A stick is broken at random into 3 pieces. It is possible to put them together into the shape of a triangle provided the length of the longest piece is less than the sum of the other 2 pieces; that is, provided the length of the longest piece is less than half the length of the stick. But the probability that a fragment of a stick shall be half the original length of the stick is 1/2. Hence the probability that a triangle can be constructed out of the 3 pieces into which the stick is broken is 1/2.

— Samuel Isaac Jones, Mathematical Wrinkles, 1912

(The actual probability is 1/4.)

Aliquot Sequences

Pick a positive integer, list the positive integers that will divide it evenly, add these up, and subtract the number itself:

  • 10 is evenly divisible by 10, 5, 2, and 1. (10 + 5 + 2 + 1) – 10 = 8.

Now do the same with that number, and continue:

  • 8 is evenly divisible by 8, 4, 2, and 1. (8 + 4 + 2 + 1) – 8 = 7.
  • 7 is evenly divisible by 7 and 1. (7 + 1) – 7 = 1.
  • 1 is evenly divisible only by 1. (1) – 1 = 0.

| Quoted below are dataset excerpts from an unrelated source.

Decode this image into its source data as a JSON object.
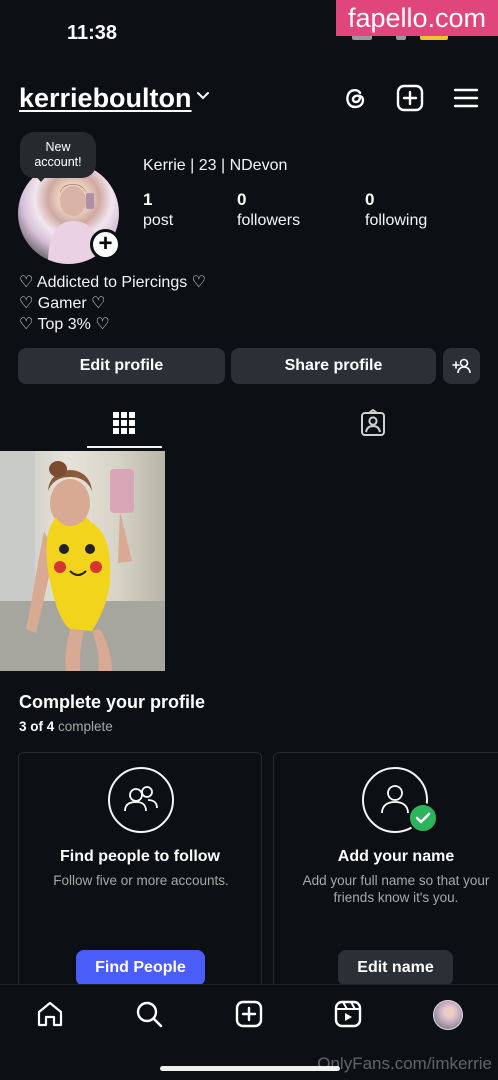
{
  "status_bar": {
    "time": "11:38"
  },
  "watermark_top": "fapello.com",
  "header": {
    "username": "kerrieboulton",
    "icons": [
      "threads-icon",
      "create-post-icon",
      "menu-icon"
    ]
  },
  "profile": {
    "new_account_bubble": "New\naccount!",
    "full_name": "Kerrie | 23 | NDevon",
    "stats": [
      {
        "value": "1",
        "label": "post"
      },
      {
        "value": "0",
        "label": "followers"
      },
      {
        "value": "0",
        "label": "following"
      }
    ],
    "bio": [
      "♡ Addicted to Piercings ♡",
      "♡ Gamer ♡",
      "♡ Top 3% ♡"
    ]
  },
  "actions": {
    "edit_profile": "Edit profile",
    "share_profile": "Share profile"
  },
  "tabs": [
    "grid-icon",
    "tagged-icon"
  ],
  "complete_profile": {
    "title": "Complete your profile",
    "progress_count": "3 of 4",
    "progress_suffix": " complete",
    "cards": [
      {
        "title": "Find people to follow",
        "description": "Follow five or more accounts.",
        "button": "Find People"
      },
      {
        "title": "Add your name",
        "description": "Add your full name so that your friends know it's you.",
        "button": "Edit name"
      }
    ]
  },
  "bottom_nav": [
    "home-icon",
    "search-icon",
    "create-icon",
    "reels-icon",
    "profile-avatar"
  ],
  "watermark_bottom": "OnlyFans.com/imkerrie",
  "colors": {
    "background": "#0c1014",
    "button_gray": "#2b3036",
    "accent_blue": "#4a5df9",
    "check_green": "#2ab55d",
    "watermark_pink": "#e0457b"
  }
}
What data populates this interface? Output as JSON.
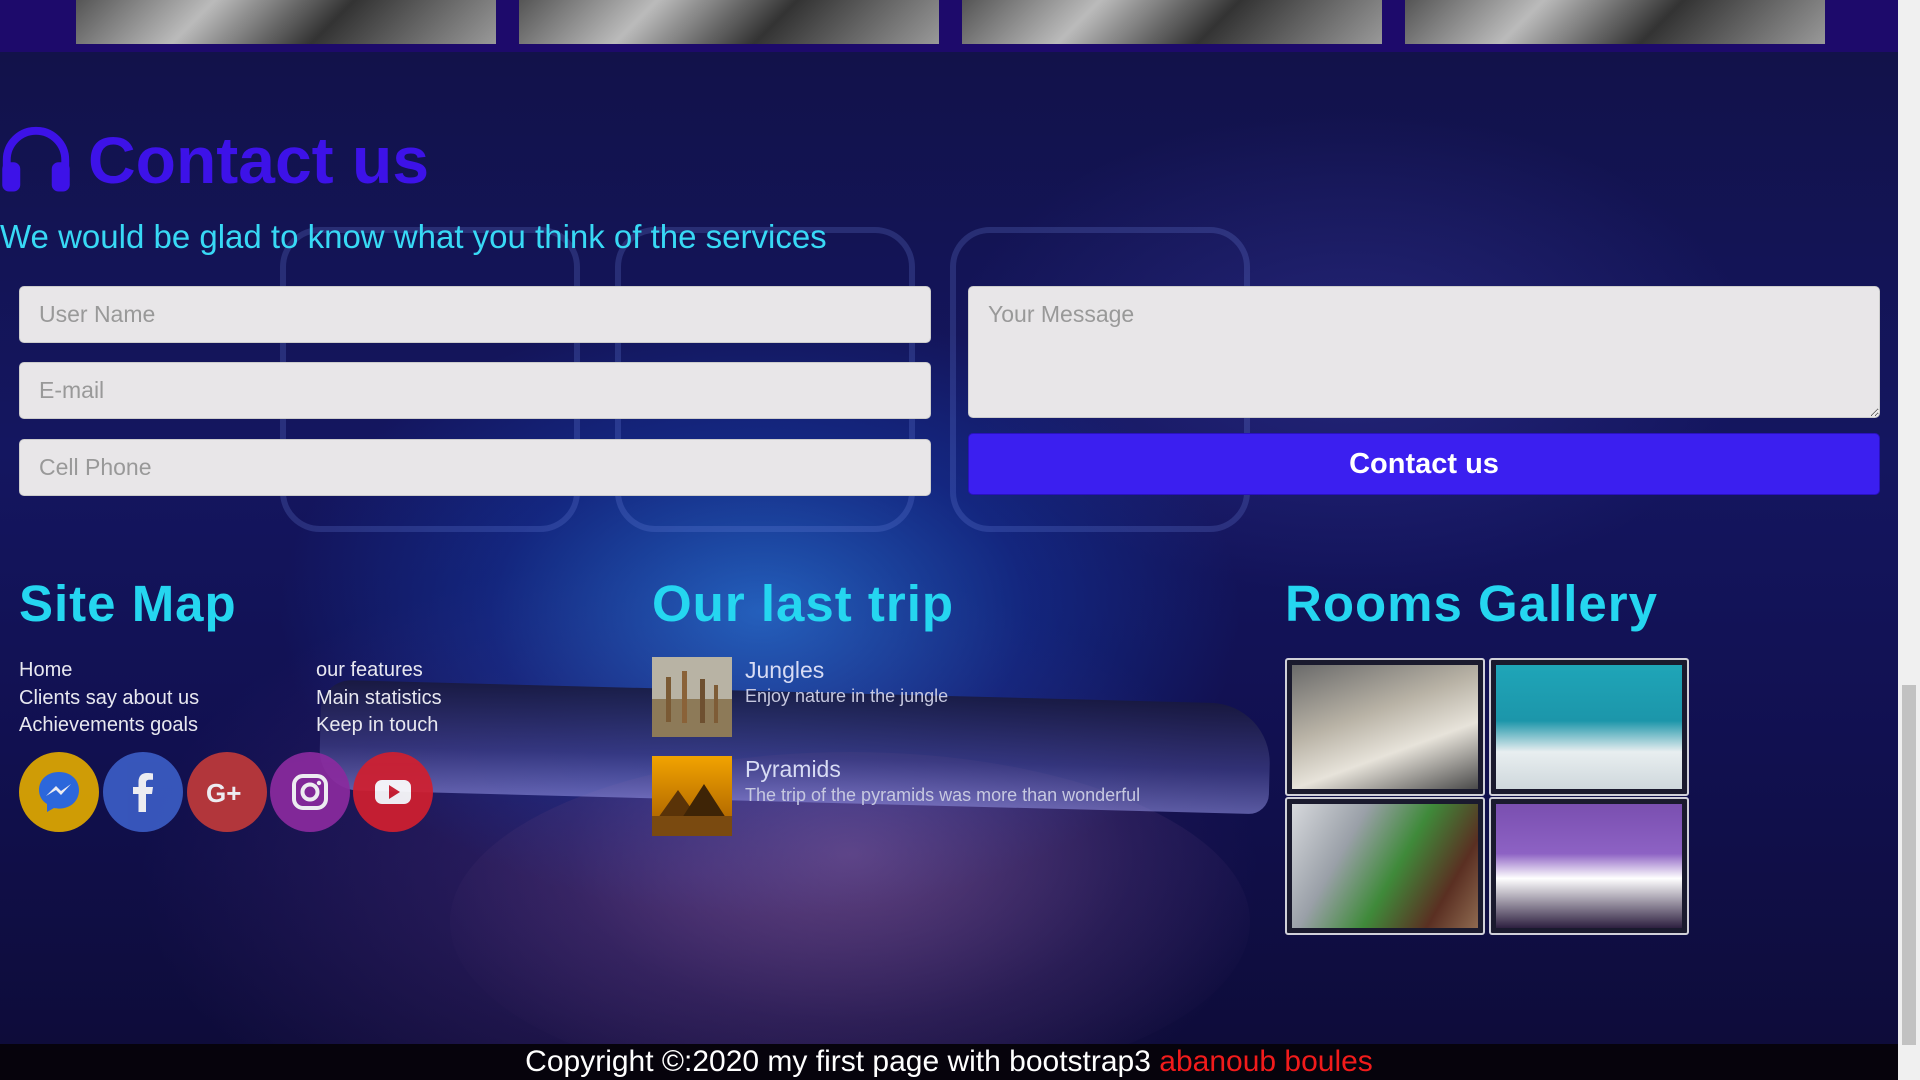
{
  "contact": {
    "title": "Contact us",
    "subtitle": "We would be glad to know what you think of the services",
    "fields": {
      "username_placeholder": "User Name",
      "email_placeholder": "E-mail",
      "phone_placeholder": "Cell Phone",
      "message_placeholder": "Your Message"
    },
    "submit_label": "Contact us"
  },
  "sitemap": {
    "title": "Site Map",
    "links": [
      "Home",
      "Clients say about us",
      "Achievements goals",
      "our features",
      "Main statistics",
      "Keep in touch"
    ]
  },
  "social": [
    {
      "icon": "messenger-icon",
      "color": "#f0b400"
    },
    {
      "icon": "facebook-icon",
      "color": "#3b5cc4"
    },
    {
      "icon": "google-plus-icon",
      "color": "#c03a3a"
    },
    {
      "icon": "instagram-icon",
      "color": "#8a2a9e"
    },
    {
      "icon": "youtube-icon",
      "color": "#d11f2f"
    }
  ],
  "trip": {
    "title": "Our last trip",
    "items": [
      {
        "title": "Jungles",
        "desc": "Enjoy nature in the jungle"
      },
      {
        "title": "Pyramids",
        "desc": "The trip of the pyramids was more than wonderful"
      }
    ]
  },
  "gallery": {
    "title": "Rooms Gallery"
  },
  "footer": {
    "copyright": "Copyright ©:2020 my first page with bootstrap3",
    "author": "abanoub boules"
  },
  "colors": {
    "accent": "#3b1ff0",
    "heading_cyan": "#25d6f0",
    "author_red": "#f21b1b"
  }
}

Many of these sequences arrive at some resolution — they terminate in a constant, or an alternating pair, or some regular cycle. But it’s an open question whether all of them do this. The fate of the aliquot sequence of 276 is not known; by step 469 it’s reached 149384846598254844243905695992651412919855640, but possibly it reaches some apex and then descends again and finds some conclusion (the sequence for the number 138 reaches a peak of 179931895322 but eventually returns to 1). Do all numbers eventually reach a resolution? For now, no one knows.

The Egyptian Lo Shu

Another contribution from Lee Sallows:

“The smallest, oldest and most famous magic square of all is the specimen of Chinese origin known as the Lo shu. In this, the numbers from 1 to 9 are so placed that their sum taken in any row, column or diagonal is 15. This is another way of saying that the sum of any three of them lying in a straight line is 15. Less well known is the ‘Egyptian’ Lo shu (seen below) in which the same numbers are rearranged in a triangular formation that exhibits the same property.”

(From his book Geometric Magic Squares, 2013.) (Thanks, Lee.)